SULAIMANI, Kurdistan Region – The head of Sulaimani education department has called on public sector teachers to go on strike due to delayed and reduced salaries, but has also urged them to avoid staging protests in public places. His call was rejected by the Ministry of Education.
Dlshad Omar is the top education official in Sulaimani province who was nominated to the post by Gorran Movement, Kurdistan’s largest opposition party.
He lamented the fact that the KRG is still unable to provide basic services, and pay salaries of government employees in full or on time including those of teachers about three decades since its foundations.
He urged teachers to go to work, but boycott classes, and for those teachers whose schools are outside of the city to stay in their homes.
Teachers staged protests and boycotted classes for months both in 2015, and 2016. The schooling for over 700,000 students in Sulaimani and Halabja provinces was virtually shut down from October to January last year. A council that organized the protests then decided to end the strike in January.
Omar, from the Sulaimani education, urged teachers to limit their activities to a boycott of classes because “from what we have noticed, the demonstrations are about to become part of factional, and political rivalries, and the rivalry between political individuals.”
He asked the Kurdish authorities to release those teachers detained by the security forces during the deadly protests that began since Monday, adding that he will personally work to set such teachers free.
He concluded by saying that the KRG has to form an interim government to address the many crises that face the Region including an ongoing financial crisis.
Shorish Ghafouri, the spokesperson for the KRG’s Ministry of Education, told Rudaw that they do not support a call to boycott, “because it is not a solution.”
Gorran decided to withdraw from the KRG coalition government on Wednesday.
Jamal Mohammed, the head of the party’s grand council, had also called on the people of Kurdistan to go on strike in the Kurdistan Region.
“We call on all the people of Kurdistan to go on nationwide strike, boycott and take similar measures so that we put a large amount of pressure on this government,” Mohammed, the head of Gorran’s National Assembly said then.
Gorran, and the smaller Islamic Group (Komal) have called for the formation of an interim government, something rejected by Kurdish Prime Minister Nechirvan Barzani.

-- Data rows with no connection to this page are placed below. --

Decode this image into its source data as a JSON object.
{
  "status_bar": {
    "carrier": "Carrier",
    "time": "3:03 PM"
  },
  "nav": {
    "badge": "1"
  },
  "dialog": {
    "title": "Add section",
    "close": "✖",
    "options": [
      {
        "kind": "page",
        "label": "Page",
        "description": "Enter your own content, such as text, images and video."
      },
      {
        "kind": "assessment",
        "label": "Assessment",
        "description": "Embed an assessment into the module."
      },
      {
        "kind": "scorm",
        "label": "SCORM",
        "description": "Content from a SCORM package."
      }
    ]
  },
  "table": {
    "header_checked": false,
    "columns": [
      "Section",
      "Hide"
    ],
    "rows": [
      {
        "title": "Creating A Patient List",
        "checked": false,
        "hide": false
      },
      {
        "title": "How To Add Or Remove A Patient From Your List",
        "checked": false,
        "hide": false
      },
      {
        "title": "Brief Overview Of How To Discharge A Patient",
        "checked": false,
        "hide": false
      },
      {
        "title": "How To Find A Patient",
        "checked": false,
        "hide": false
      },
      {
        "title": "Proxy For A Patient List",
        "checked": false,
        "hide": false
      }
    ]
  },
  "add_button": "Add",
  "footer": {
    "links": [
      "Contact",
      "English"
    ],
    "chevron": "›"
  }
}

Barzani on Monday asked the Kurdish parliament to set a date for the general elections within three months which he said will help to solve the problems of the Kurdistan Region.
He said the people should realize that the KRG’s revenues “have been slashed by half” since the loss of the oil-fields in Kirkuk in mid-October.
The KRG also maintains that it is also unable to pay state salaries in full or on time because of continued Iraqi budget cuts since early-2014.
However, Barzani has said they are still able to pay the salaries.